Im Erdgeschoß beträgt die Relation der Netto-Gastraumflächen zu den voll genutzten Nebenflächen wie Küche, Sanitäranlagen etc. 60 % zu 40 %, im Keller ist von einer Relation der Netto-Gastraumflächen zu den Nebenräumen wie Service-, Anrichtestelle-, Zugangs- und WC-Bereich für Gäste einerseits bzw die Lagerräume, Zugangsteile und Personalräume andererseits von 47 % zu 20 % zu 33 % auszugehen. Für die Beheizung und die Warmwasserbereitung wird im zweiten Keller eine Fläche von 69,48 % genutzt, die verbleibenden Flächen im zweiten Kellergeschoß im Umfang von 234,23 m2 (rund 77 %) dienen als Lagerflächen. Von der gesamt gemieteten Fläche im Erdgeschoß, erster Keller und zweiter Keller kann eine Fläche von rund 90 % aktiv genutzt werden, im zweiten Kellerbereich besteht eine Überkapazität von rund 10 % zur Gesamtnutzfläche. Die Konfiguration der Räumlichkeiten im Erdgeschoß und im ersten Keller ist als sehr gut zu bezeichnen.

Der innerstädtische Bereich zeichnet sich durch eine Vielzahl verschiedenster gastronomischer Einrichtungen aus, von Restaurants der gastronomischen Spitzenklasse über Gasthäuser mit Wiener Küche und Bierschänken bis hin zu Getränkebars, Snackbars, Schnellimbisse, Bars und Diskotheken. Die Innenstadt weist einen guten Branchenmix auf. Durch die Vielzahl der verschiedenartig geführten Gastronomie- und Vergnügungseinrichtungen wird das Innenstadtleben aktiviert, was dazu führt, daß eine Konkurrenzierung innerhalb derselben Geschäftszweige bzw Branchen kaum gegeben ist. Die Lage des Bestandobjektes selbst ist sowohl für das Tages-, Abend- als auch Nachtgeschäft geeignet, weshalb insgesamt die Lage der vermieteten Lokalflächen im Erdgeschoß erster und zweiter Keller als sehr gut zu bezeichnen ist.
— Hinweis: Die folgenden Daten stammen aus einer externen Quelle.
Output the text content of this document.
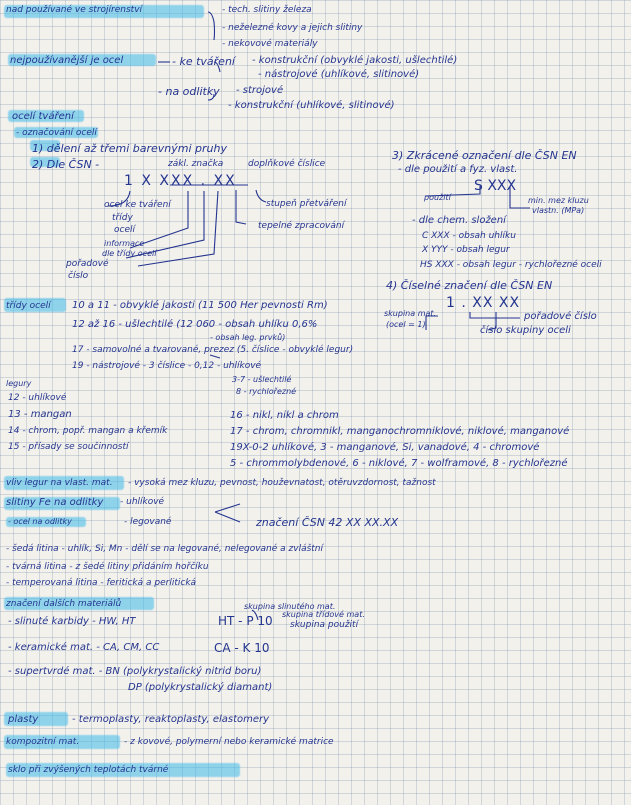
nad používané ve strojírenství	- tech. slitiny železa
- neželezné kovy a jejich slitiny
- nekovové materiály
nejpoužívanější je ocel	- ke tváření - konstrukční (obvyklé jakosti, ušlechtilé)
- nástrojové (uhlíkové, slitinové)
- na odlitky - strojové
- konstrukční (uhlíkové, slitinové)
ocelí tváření
- označování ocelí
1) dělení až třemi barevnými pruhy
2) Dle ČSN -	zákl. značka	doplňkové číslice
1 X XXX . XX
ocel ke tváření
třídy
ocelí
informace
dle třídy ocelí
pořadové
číslo
stupeň přetváření
tepelné zpracování
3) Zkrácené označení dle ČSN EN
- dle použití a fyz. vlast.
S XXX
použití	min. mez kluzu
vlastn. (MPa)
- dle chem. složení
C XXX - obsah uhlíku
X YYY - obsah legur
HS XXX - obsah legur - rychlořezné oceli
4) Číselné značení dle ČSN EN
1 . XX XX
skupina mat.
(ocel = 1)
pořadové číslo
číslo skupiny oceli
třídy ocelí 10 a 11 - obvyklé jakosti (11 500 Her pevnosti Rm)
12 až 16 - ušlechtilé (12 060 - obsah uhlíku 0,6%
- obsah leg. prvků)
17 - samovolné a tvarované, prezez (5. číslice - obvyklé legur)
19 - nástrojové - 3 číslice - 0,12 - uhlíkové
3-7 - ušlechtilé
8 - rychlořezné
legury
12 - uhlíkové
13 - mangan
14 - chrom, popř. mangan a křemík
15 - přísady se součinností
16 - nikl, nikl a chrom
17 - chrom, chromnikl, manganochromniklové, niklové, manganové
19X-0-2 uhlíkové, 3 - manganové, Si, vanadové, 4 - chromové
5 - chrommolybdenové, 6 - niklové, 7 - wolframové, 8 - rychlořezné
vliv legur na vlast. mat. - vysoká mez kluzu, pevnost, houževnatost, otěruvzdornost, tažnost
slitiny Fe na odlitky - uhlíkové
- ocel na odlitky	- legované	značení ČSN 42 XX XX.XX
- šedá litina - uhlík, Si, Mn - dělí se na legované, nelegované a zvláštní
- tvárná litina - z šedé litiny přidáním hořčíku
- temperovaná litina - feritická a perlitická
značení dalších materiálů
- slinuté karbidy - HW, HT	HT - P 10
skupina slinutého mat.
skupina třídové mat.
skupina použití
- keramické mat. - CA, CM, CC	CA - K 10
- supertvrdé mat. - BN (polykrystalický nitrid boru)
DP (polykrystalický diamant)
plasty	- termoplasty, reaktoplasty, elastomery
kompozitní mat.	- z kovové, polymerní nebo keramické matrice
sklo při zvýšených teplotách tvárné
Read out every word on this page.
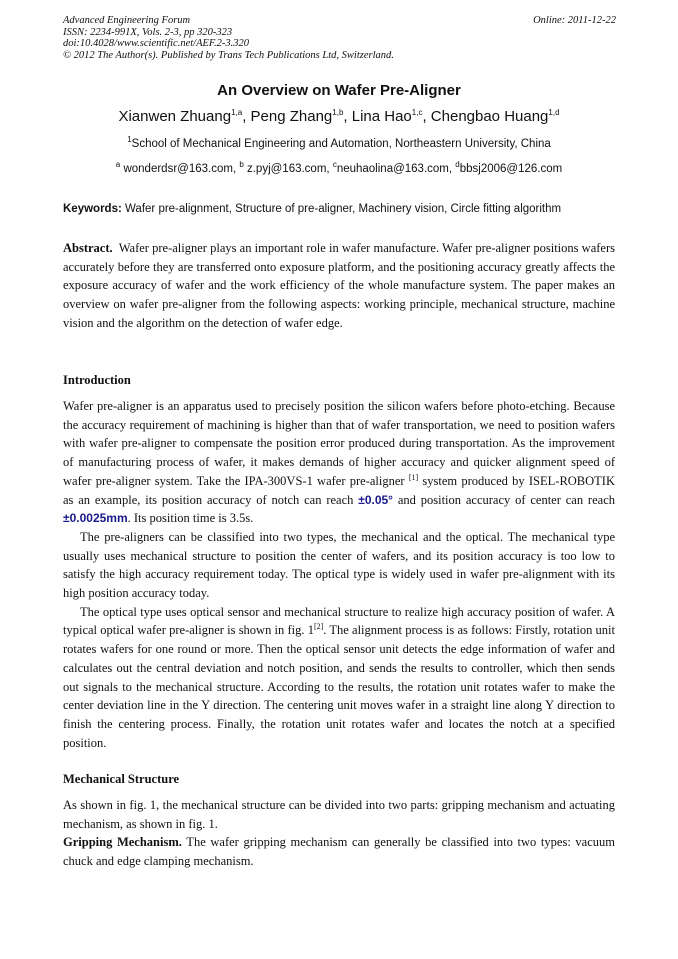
Advanced Engineering Forum
ISSN: 2234-991X, Vols. 2-3, pp 320-323
doi:10.4028/www.scientific.net/AEF.2-3.320
© 2012 The Author(s). Published by Trans Tech Publications Ltd, Switzerland.
Online: 2011-12-22
An Overview on Wafer Pre-Aligner
Xianwen Zhuang$^{1,a}$, Peng Zhang$^{1,b}$, Lina Hao$^{1,c}$, Chengbao Huang$^{1,d}$
$^1$School of Mechanical Engineering and Automation, Northeastern University, China
$^a$ wonderdsr@163.com, $^b$ z.pyj@163.com, $^c$neuhaolina@163.com, $^d$bbsj2006@126.com
Keywords: Wafer pre-alignment, Structure of pre-aligner, Machinery vision, Circle fitting algorithm

Abstract. Wafer pre-aligner plays an important role in wafer manufacture. Wafer pre-aligner positions wafers accurately before they are transferred onto exposure platform, and the positioning accuracy greatly affects the exposure accuracy of wafer and the work efficiency of the whole manufacture system. The paper makes an overview on wafer pre-aligner from the following aspects: working principle, mechanical structure, machine vision and the algorithm on the detection of wafer edge.

Introduction

Wafer pre-aligner is an apparatus used to precisely position the silicon wafers before photo-etching. Because the accuracy requirement of machining is higher than that of wafer transportation, we need to position wafers with wafer pre-aligner to compensate the position error produced during transportation. As the improvement of manufacturing process of wafer, it makes demands of higher accuracy and quicker alignment speed of wafer pre-aligner system. Take the IPA-300VS-1 wafer pre-aligner [1] system produced by ISEL-ROBOTIK as an example, its position accuracy of notch can reach ±0.05° and position accuracy of center can reach ±0.0025mm. Its position time is 3.5s.

The pre-aligners can be classified into two types, the mechanical and the optical. The mechanical type usually uses mechanical structure to position the center of wafers, and its position accuracy is too low to satisfy the high accuracy requirement today. The optical type is widely used in wafer pre-alignment with its high position accuracy today.

The optical type uses optical sensor and mechanical structure to realize high accuracy position of wafer. A typical optical wafer pre-aligner is shown in fig. 1[2]. The alignment process is as follows: Firstly, rotation unit rotates wafers for one round or more. Then the optical sensor unit detects the edge information of wafer and calculates out the central deviation and notch position, and sends the results to controller, which then sends out signals to the mechanical structure. According to the results, the rotation unit rotates wafer to make the center deviation line in the Y direction. The centering unit moves wafer in a straight line along Y direction to finish the centering process. Finally, the rotation unit rotates wafer and locates the notch at a specified position.

Mechanical Structure

As shown in fig. 1, the mechanical structure can be divided into two parts: gripping mechanism and actuating mechanism, as shown in fig. 1.

Gripping Mechanism. The wafer gripping mechanism can generally be classified into two types: vacuum chuck and edge clamping mechanism.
Die Lage der Wohnung im fünften Stock kann als sehr begehrt und ausgezeichnet bezeichnet werden, wobei durch die Anordnung der Räume über zwei Straßenachsen und die hofseitig gelegenen Räumlichkeiten eine Aufgliederung in Aufenthalts- und Schlafräume bestens möglich ist. Die Größe der Wohnung ermöglichte den Einbau zweier Bäder, WC-Anlagen sowie die Anordnung mehrerer Salons. Die Infrastruktur zur Abdeckung des täglichen Bedarfes ist durch eine im Haus befindliche Meinl-Filiale sowie durch in unmittelbarer Umgebung situierte Geschäfte wie Bäckerei, Fleischerei, Trafik, diverse Fachgeschäfte, Büchereien, Textilgeschäfte, Juweliere etc als bestens zu bezeichnen. Die unmittelbare Nähe zu den öffentlichen Verkehrsmitteln sowie die Zentrumslage und die Nähe zu den kommunalen Einrichtungen ist gegeben, weshalb insgesamt die Lage der Wohnung als sehr gut zu bezeichnen ist.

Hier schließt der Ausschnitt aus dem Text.